The Straits Times/Asia News Network / 07:16 PM July 26, 2015
Loved-up couples in the Philippines have found a corner where they can seal their affection with brass locks – and God as their witness.
No one knows exactly who started it or when, but thousands of padlocks have been appearing since last year around a grotto inside a sprawling Catholic church in Baclaran district, just south of the capital Manila.
The association is unwieldy.
The grotto is a marker for St. Therese of Lisieux. She is patron saint of aviators, florists, illnesses and missions, not of romantic love or marriage. (Those are more St. Valentine’s purview). It doesn’t seem to matter that those flocking to the grotto are locking up with the wrong saint.
Church officials certainly don’t mind the misdirection. They have decided to keep the love locks, appropriating them as allegories for their homilies on marriage, and its lasting, binding nature.
“They’re there for a reason,” said Father Ino Cueto, the church rector.
The Philippines is at the tail-end of a phenomenon that is losing its sheen in many of the world’s love capitals, partly out of public safety concerns.
Last month, Paris removed close to a million padlocks, weighing some 45 tonnes, from its historic Pont des Arts, a pedestrian bridge across the Seine built by Napoleon.
Amorous tourists had been leaving locks on the bridge and throwing the keys into the Seine since 2008.
Last year, part of the bridge’s railings collapsed under the weight of rusting clumps that had accumulated over the years. After another part of the bridge’s structure collapsed last month, city officials finally cut all the padlocks away.
In New York in 2013, recreational lock pickers gathered half-way across the Brooklyn Bridge and began removing hundreds of locks, which they then attached to a public-art sculpture – a specially made “tree”.
In Venice, a campaign called Unlock Your Love is trying to discourage tourists from leaving their “garbage” on the Ponte dell’Accademia, spanning the Grand Canal.
The Guardian’s culture critic, Jonathan Jones, has bluntly referred to love locks as “the shallowest, stupidest, phoniest expressions of love ever devised”, while The Globe and Mail’s Sarah Hampson likened it to “a weird alien growth that just won’t die”.
“Far from being a local tradition, the locks are an imposition from strangers who somehow want to ‘own’ their moment in a foreign place – not unlike the hikers who stripped naked upon summiting a peak in Malaysia or the plethora of selfie-takers,” Hampson wrote.

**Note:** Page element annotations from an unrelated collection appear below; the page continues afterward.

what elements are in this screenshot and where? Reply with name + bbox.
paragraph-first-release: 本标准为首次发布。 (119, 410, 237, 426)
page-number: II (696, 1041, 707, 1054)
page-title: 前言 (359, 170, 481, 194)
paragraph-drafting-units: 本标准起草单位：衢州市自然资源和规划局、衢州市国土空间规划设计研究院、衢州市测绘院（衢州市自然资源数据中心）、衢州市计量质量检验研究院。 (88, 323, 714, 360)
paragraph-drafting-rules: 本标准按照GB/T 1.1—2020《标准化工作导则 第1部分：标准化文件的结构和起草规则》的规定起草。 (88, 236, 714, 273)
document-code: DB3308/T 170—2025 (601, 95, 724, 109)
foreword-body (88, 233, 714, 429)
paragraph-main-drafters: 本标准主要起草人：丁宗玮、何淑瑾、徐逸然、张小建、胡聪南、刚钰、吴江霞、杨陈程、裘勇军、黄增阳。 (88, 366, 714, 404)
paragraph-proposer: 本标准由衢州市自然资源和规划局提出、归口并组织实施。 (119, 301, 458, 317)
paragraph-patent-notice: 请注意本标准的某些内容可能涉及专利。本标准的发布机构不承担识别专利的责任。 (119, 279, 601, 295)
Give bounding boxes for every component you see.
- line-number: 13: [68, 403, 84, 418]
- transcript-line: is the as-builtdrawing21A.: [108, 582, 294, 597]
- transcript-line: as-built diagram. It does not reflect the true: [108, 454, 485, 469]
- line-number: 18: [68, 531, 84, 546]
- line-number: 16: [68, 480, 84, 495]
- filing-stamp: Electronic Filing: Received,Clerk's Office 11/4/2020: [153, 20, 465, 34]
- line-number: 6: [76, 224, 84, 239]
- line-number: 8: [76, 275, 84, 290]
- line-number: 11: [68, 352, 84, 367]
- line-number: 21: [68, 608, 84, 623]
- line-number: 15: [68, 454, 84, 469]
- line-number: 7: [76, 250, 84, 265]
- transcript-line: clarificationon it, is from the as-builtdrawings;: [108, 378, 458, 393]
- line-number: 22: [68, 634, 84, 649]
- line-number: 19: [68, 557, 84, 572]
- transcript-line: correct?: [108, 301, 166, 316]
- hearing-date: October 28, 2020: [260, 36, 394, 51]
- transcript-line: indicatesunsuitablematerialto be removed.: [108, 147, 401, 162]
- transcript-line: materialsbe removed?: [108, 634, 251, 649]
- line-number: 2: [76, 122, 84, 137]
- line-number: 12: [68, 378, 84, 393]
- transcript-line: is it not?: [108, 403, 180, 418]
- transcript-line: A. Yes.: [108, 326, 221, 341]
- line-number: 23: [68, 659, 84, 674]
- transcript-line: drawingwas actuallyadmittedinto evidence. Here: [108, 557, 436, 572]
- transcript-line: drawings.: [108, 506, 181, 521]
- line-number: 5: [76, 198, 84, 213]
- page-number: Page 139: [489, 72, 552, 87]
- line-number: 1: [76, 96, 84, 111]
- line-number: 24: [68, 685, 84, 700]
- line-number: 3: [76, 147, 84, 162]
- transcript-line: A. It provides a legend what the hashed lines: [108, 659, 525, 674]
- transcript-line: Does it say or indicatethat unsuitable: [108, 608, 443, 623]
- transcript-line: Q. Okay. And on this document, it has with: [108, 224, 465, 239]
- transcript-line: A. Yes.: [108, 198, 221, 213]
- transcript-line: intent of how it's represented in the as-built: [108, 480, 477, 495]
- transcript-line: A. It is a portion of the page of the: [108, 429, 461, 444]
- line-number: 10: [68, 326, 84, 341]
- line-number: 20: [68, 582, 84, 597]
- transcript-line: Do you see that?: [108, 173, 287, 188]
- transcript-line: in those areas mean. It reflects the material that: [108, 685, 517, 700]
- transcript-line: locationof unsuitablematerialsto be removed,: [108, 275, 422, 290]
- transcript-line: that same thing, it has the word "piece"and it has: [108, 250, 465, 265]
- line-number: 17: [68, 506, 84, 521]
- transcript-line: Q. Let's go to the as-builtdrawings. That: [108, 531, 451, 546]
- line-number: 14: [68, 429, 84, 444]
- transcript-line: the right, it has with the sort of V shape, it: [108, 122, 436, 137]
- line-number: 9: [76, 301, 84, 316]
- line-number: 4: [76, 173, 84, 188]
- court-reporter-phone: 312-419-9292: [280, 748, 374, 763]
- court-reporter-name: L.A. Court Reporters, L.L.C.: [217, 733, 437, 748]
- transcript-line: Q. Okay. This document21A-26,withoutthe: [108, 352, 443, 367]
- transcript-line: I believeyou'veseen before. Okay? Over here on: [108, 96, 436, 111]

But in the Philippines, the trend is likely to endure because of the population’s bottomless fondness for mawkish displays of affection.
The love locks also seem to have landed on a sweet spot in a nation where four in five are Catholics.
The meanings they represent – lifetime commitment, fidelity, monogamy – resonate well with the Catholic church in the Philippines.
Despite a wave of refreshing liberal thoughts sweeping the Catholic faith under the pontificate of Pope Francis, the Philippines remains a bastion of Catholic dogma.
It is the only nation on Earth, outside the Vatican, that outlaws divorce.
While the Vatican’s views on homosexuality and same-sex marriage have become more nuanced, Catholic leaders in the Philippines remain unequivocal.
“In Sodom and Gomorrah, there were same-sex activities, and God destroyed these cities in a hail or fire and brimstone,” Archbishop Emeritus Oscar Cruz, one of the Philippines’ most senior bishops, told Agence France-Presse.
“Even among animals, a union is between a male and a female. How can they (gays) possibly generate their own kind?”
At a gathering of Catholic lay leaders, Archbishop Socrates Villegas, head of the powerful Catholic Bishops Conference of the Philippines, called same-sex relationships “a tragic error of humanity”.
“(Same-sex union) is not a marriage. It is an agreement, a union, or call it whatever it is, but it is certainly not marriage,” he said.
For those making the pilgrimage to the love-lock grotto, the ritual has become an extension of their faith.
Few take issues with the Catholic Church.
Indeed, the grotto has become a strange hybrid: a shrine, love fence and wishing well rolled into one.
People go there not just to profess their undying love to their partners, but also to offer a prayer to a saint they barely know, make a wish and then flick a coin onto a pond.
Albert Tagaso, 49, an overseas Filipino worker, clipped five padlocks: two for him and his wife, and three for his children.
“When you put a lock there, it’s a symbol that you’re giving yourself to God. You’re locking your faith to God,” he said.
Outside the church, merchants are busy cashing in.
Laid out on winnowing baskets and straw mats, with rosaries, pirated DVDs and other trinkets, are brass locks of varying sizes.
Baulo Sarip, 58, a Muslim who makes a living selling Catholic trinkets, said he makes about P500 (S$15) a day from these locks.
He used to make as much as 1,000 pesos, he said. But dozens of competitors have sprouted, and the grotto is filling up fast with locks.
Sarip is unperturbed.
“They’ll have to remove some of those locks eventually to make room for new ones. People will keep coming,” he said.